泰晓科技 -- 聚焦嵌入式 Linux - 追本溯源,见微知著!


关注 @泰晓科技
原创服务 | 实验云台 | 共享书籍 | 直播回放

LWN 152436: 一种实现内核定时器的新方法

Wang Chen 创作于 2018/05/18

原文:A new approach to kernel timers 原创:By corbet @ Sept 20, 2005 翻译:By unicornx of TinyLab.org 校对:By guojian-at-wowo

The kernel internal API includes a flexible mechanism for requesting that events happen at some point in the future. This timer subsystem is relatively easy to work with and efficient, but it has always suffered from a fundamental limitation: it is tied to the kernel clock interrupt, with the result that the resolution of timers is limited to the clock interrupt period. For a 2.6.13 kernel, on the i386 architecture, using the default clock interval, timers can be no more precise than 4ms. For many applications, that resolution is adequate, but some others (including real time work and some desktop multimedia applications) require the ability to sleep reliably for shorter periods. Thus, a number of developers have produced high-resolution timer patches over the years, but none of them have been merged into the mainline.

内核内部的编程接口(API)支持定时器功能,可用于方便地设定在未来的某个时刻得到通知。这个定时器子系统使用起来相对容易并且高效,但有一个根本的限制:就是它过于依赖内核的时钟中断,导致定时器的分辨率无法高于一个时钟中断的周期。举例来说,对于 2.6.13 版本的内核,在 i386 架构上,使用默认的时钟间隔,定时器的精度不会超过 4ms。对于许多应用程序而言,该精度已足够精确,但仍然存在一些其他的应用(譬如实时操作和一些桌面多媒体应用),需要以更短的周期可靠地进行休眠。因此,多年来众多的开发人员提供了各式各样的支持高分辨率的定时器补丁,但很可惜至今为止它们都没有被内核主线所接纳。

Ingo Molnar’s recently-released 2.6.13-rt6 tree, which contains the realtime preemption patch set, brought a surprise in the form of a new high-resolution timer implementation by Thomas Gleixner. Ingo has stated his intention to merge this new code (“ktimers”) upstream, so it merits a look.

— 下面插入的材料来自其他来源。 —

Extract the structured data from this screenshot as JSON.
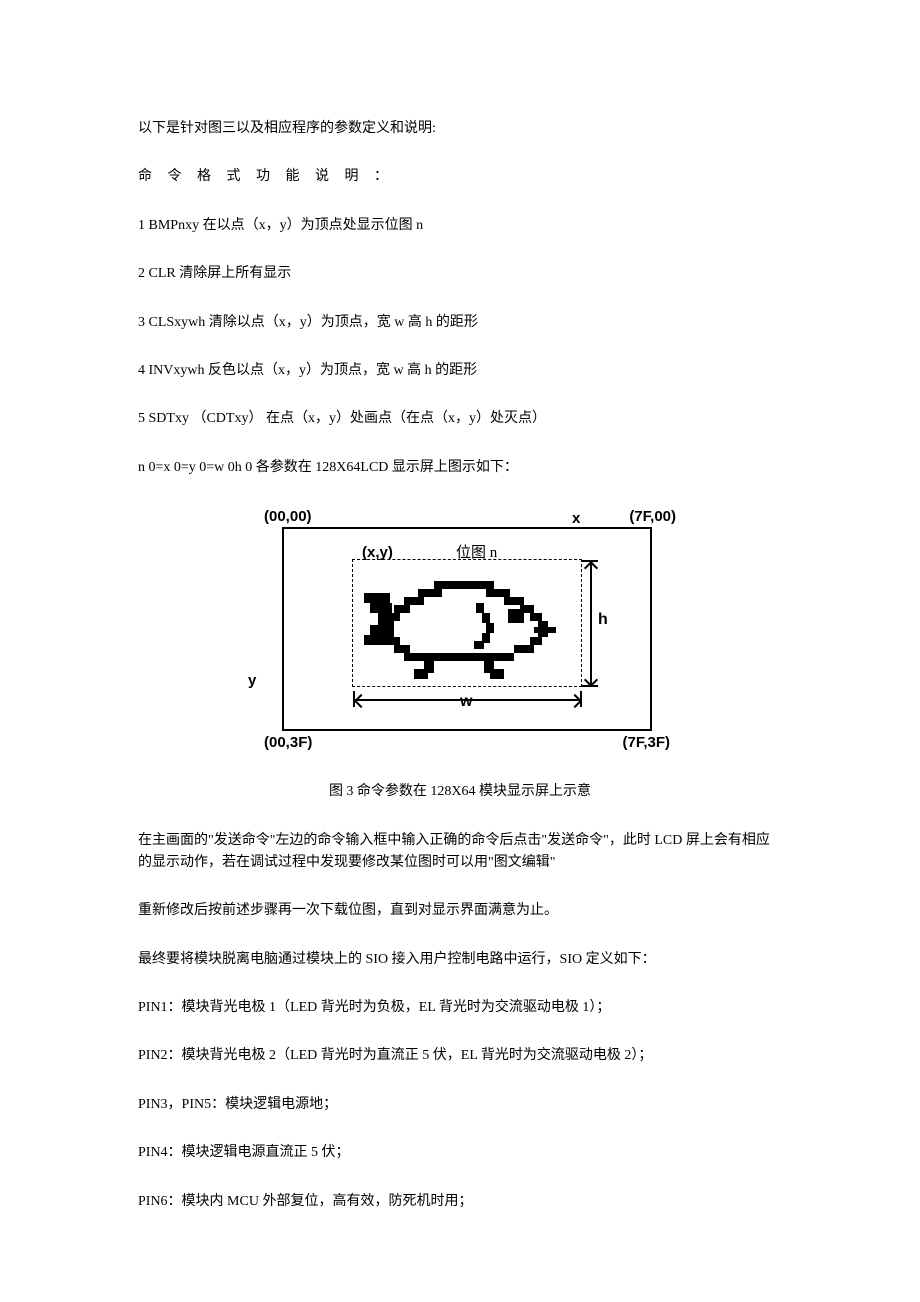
{
  "intro": "以下是针对图三以及相应程序的参数定义和说明:",
  "heading": "命 令 格 式 功 能 说 明 ：",
  "commands": [
    "1 BMPnxy 在以点（x，y）为顶点处显示位图 n",
    "2 CLR 清除屏上所有显示",
    "3 CLSxywh 清除以点（x，y）为顶点，宽 w 高 h 的距形",
    "4 INVxywh 反色以点（x，y）为顶点，宽 w 高 h 的距形",
    "5 SDTxy （CDTxy） 在点（x，y）处画点（在点（x，y）处灭点）"
  ],
  "params_note": "n 0=x 0=y 0=w 0h 0 各参数在 128X64LCD 显示屏上图示如下：",
  "figure": {
    "tl": "(00,00)",
    "tr": "(7F,00)",
    "bl": "(00,3F)",
    "br": "(7F,3F)",
    "xlabel": "x",
    "ylabel": "y",
    "xy": "(x,y)",
    "bmp": "位图 n",
    "w": "w",
    "h": "h"
  },
  "caption": "图 3 命令参数在 128X64 模块显示屏上示意",
  "paras": [
    "在主画面的\"发送命令\"左边的命令输入框中输入正确的命令后点击\"发送命令\"，此时 LCD 屏上会有相应的显示动作，若在调试过程中发现要修改某位图时可以用\"图文编辑\"",
    "重新修改后按前述步骤再一次下载位图，直到对显示界面满意为止。",
    "最终要将模块脱离电脑通过模块上的 SIO 接入用户控制电路中运行，SIO 定义如下：",
    "PIN1：模块背光电极 1（LED 背光时为负极，EL 背光时为交流驱动电极 1）；",
    "PIN2：模块背光电极 2（LED 背光时为直流正 5 伏，EL 背光时为交流驱动电极 2）；",
    "PIN3，PIN5：模块逻辑电源地；",
    "PIN4：模块逻辑电源直流正 5 伏；",
    "PIN6：模块内 MCU 外部复位，高有效，防死机时用；"
  ]
}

Ingo Molnar 最近发布了版本为 2.6.13-rt6 的实时抢占内核源码树 ,其中包含了一个由 Thomas Gleixner 提供的高精度定时器补丁,该定时器实现巧妙,看上去很不错。Ingo 已经表示他打算将这部分新代码合并到内核主线,因此值得给大家介绍一下(译者注:原文中有时用 “ktimers” 指代该内核定时器补丁,有时用 “ktimers” 直接作为内核定时器(kernel timers)的缩写。为不引起混淆,本文翻译时用“ktimers 补丁”指代该内核定时器补丁,而谈到内核定时器时则不再用 “ktimers” 而直接翻译为“内核定时器” )。

The ktimer implementation starts with the view that there are two fundamentally different types of timers used in the system. They are (using the terms adopted by the patch):

  • Timeouts. Timeouts are used primarily by networking and device drivers to detect when an event (I/O completion, for example) does not occur as expected. They have low resolution requirements, and they are almost always removed before they actually expire.
  • Timers are used to sequence ongoing events. They can have high resolution requirements, and usually expire.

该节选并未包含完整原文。